Мартынов рассмеялся.
– Сие еще романтичнее, чем влюбленность в кузину! В счет не идет! Вы еще расскажите, мне, что вы в Государя влюблены – это все умозрительность одна, воображение… Послушайте меня, Мишель, – Мартынов наклонился к своему собеседнику, – любовь – это не восторг, не восхищение. Любовь – страдание, мука крестная, готовность стерпеть все и все вынести, все простить, все понять… Настоящей любовью любят не тех, кем свет восхищается – сие тщеславие и только, а тех, кто обществом отвергнут, тех, кого остальные презирают. Я такой любовью Мари люблю. Без меня она была ничем… Вы знаете, что я ее у вашего батюшки в карты выиграл?
– Нет…
– Так знайте: Мари – ваша сестра сводная. У батюшки вашего любовь случилась с одной приятной вдовушкой; только вот беда вышла – померла она родами… Ваш папенька, как человек благородный, сироту не оставил – взял к себе в дом… воспитанницей. Признайтесь, Мишель, вы Мари часто в детстве колотили? Просто так, с досады, оттого, что вам папенька подзатыльник отвесил или маменька лакомства не дала? – Мартынов испытующе взглянул
– Н-не помню, – только и сумел выдавить из себя Мишель, покраснев.
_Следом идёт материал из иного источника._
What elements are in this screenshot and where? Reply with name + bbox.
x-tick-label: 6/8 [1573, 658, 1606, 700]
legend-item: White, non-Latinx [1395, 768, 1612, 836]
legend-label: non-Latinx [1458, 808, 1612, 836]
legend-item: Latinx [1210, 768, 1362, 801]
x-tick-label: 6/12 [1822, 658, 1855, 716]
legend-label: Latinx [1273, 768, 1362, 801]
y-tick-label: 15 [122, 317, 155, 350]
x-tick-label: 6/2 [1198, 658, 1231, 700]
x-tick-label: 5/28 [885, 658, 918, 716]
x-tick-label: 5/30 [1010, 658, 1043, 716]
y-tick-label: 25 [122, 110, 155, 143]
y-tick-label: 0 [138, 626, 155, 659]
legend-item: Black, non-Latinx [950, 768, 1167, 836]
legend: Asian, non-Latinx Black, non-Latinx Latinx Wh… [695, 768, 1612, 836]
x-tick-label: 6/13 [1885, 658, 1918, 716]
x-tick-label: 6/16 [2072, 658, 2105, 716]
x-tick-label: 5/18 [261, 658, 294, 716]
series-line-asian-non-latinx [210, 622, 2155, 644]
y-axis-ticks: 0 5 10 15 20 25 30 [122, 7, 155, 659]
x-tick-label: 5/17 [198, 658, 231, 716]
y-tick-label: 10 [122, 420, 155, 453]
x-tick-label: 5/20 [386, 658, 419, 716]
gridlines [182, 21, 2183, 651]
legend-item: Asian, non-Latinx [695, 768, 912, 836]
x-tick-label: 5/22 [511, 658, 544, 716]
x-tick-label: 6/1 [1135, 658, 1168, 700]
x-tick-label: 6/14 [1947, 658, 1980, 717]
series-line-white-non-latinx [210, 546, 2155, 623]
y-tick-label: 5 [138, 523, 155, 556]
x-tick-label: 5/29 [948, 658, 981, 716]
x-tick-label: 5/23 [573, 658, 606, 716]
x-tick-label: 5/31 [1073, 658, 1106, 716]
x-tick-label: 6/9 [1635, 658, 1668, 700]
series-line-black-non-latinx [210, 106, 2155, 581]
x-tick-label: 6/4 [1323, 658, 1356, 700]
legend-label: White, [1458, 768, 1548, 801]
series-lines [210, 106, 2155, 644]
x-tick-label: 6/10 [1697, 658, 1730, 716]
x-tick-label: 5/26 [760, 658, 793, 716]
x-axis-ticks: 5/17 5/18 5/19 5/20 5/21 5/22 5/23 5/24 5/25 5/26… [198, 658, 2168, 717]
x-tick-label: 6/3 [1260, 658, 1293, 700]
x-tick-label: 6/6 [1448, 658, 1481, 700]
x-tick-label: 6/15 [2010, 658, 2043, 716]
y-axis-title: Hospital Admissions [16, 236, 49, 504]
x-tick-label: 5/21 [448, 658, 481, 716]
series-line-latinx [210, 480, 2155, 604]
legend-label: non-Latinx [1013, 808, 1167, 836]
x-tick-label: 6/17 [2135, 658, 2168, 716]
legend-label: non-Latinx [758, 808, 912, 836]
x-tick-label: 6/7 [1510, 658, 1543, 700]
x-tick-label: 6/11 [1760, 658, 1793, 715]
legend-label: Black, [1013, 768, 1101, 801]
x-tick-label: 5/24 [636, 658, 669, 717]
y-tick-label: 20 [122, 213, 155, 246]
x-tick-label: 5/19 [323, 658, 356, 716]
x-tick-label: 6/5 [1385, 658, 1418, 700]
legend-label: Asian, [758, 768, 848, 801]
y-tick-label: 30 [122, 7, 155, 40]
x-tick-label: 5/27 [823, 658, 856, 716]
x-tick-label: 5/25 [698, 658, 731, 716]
– А она – помнит прекрасно и все мне рассказала. Как вы ее за столом щипали украдкой, как убегали от нее, а она вас по всему парку искала, как ее секли розгой за ваши шалости… Ваше счастье, что вы тогда ребенком были, – Мартынов улыбнулся любезно и хищно, – я детей не бью. Вы бы у меня за все ее страдания расплатились… А так – мне вашего стыда и смущения довольно будет… Ну, полно вам глаза прятать, взгляните-ка на меня…
Мишель оторвал взгляд из узорного паркета, посмотрел господину Мартынову прямо в глаза. Взор его собеседника сиял торжеством, светился, прожигая Мишеля насквозь. Он вдруг почувствовал себя маленьким, пустым и ничтожным человеком, обреченным на скучную жизнь и полное забвение после смерти. Надо было что-то сказать, ответить хоть чем-то – пусть даже дерзостью…
– Да, мне сейчас стыдно за себя, – наконец вымолвил он, – но я тогда ребенком был, я всего понимать не мог. Но вы-то, Савва Михайлович, вы ведь все понимали, когда таких юнцов, как я в карты обыгрывали, наследство отцовское у них забирали, до самоубийства доводили! Говорите, что вы Машу в карты выиграли у батюшки – так ведь если она о сем узнает, – по лицу господина Мартынова пробежала тень, и Мишель почувствовал, что попал в точку, – если она узнает о сем, вам, пожалуй, еще стыднее, чем мне будет…
Мартынов криво усмехнулся, глаза его заметались, он сжал кулаки так, что кожа на костяшках побелела. Помолчал, овладел собой, только после этого вымолвил глухо и холодно:
– Вы далеко пойдете, молодой человек… Я надеюсь на скромность вашу…
В последующие дни господин Мартынов был холоден с Мишелем, почти не разговаривал с ним, но и наедине с Машей старался не оставлять. Он вдруг осунулся, постарел, как будто его терзала какая-то тайная забота. Улучив момент, когда Маша вышла из комнаты, Мишель решил объясниться.
– Поверьте мне, я вашей тайны не выдам, Савва Михайлович, – произнес он с жаром, схватив господина Мартынова за рукав, – что батюшка мой – охотник до женского пола я с детства знаю: ну а что вы Машу в карты выиграли… сие пустяки. Она за вами счастлива: вы ее любите, я вижу… Я бы давно забыл о разговоре нашем, если бы вы холодностью своею мне о нем не напоминали. Я к вам привязался – у меня здесь, в Петербурге, кроме вас родных людей нет… Я никому ничего не скажу: слово чести.
Господин Мартынов молча кивнул. Взглянул на длинные пальцы Мишеля:
– Музицировать любите?
– Да…
– Подарок вам хочу сделать…
Мартынов вышел из комнаты и спустя минут пять вернулся, держа в руках большой пестрый сверток странной формы. Бережно опустил его на стол, развернул узорчатую ткань.
– Вот. В знак примирения, так сказать… И чтобы вы о слове своем не забывали…
На ярком, варварской расцветки платке, лежала гитара.
Мишель бережно взял ее в руки, провел пальцем по натянутым струнам. Гитара откликнулась меланхолическим аккордом. Звук ее был нежен, но струны – жестки.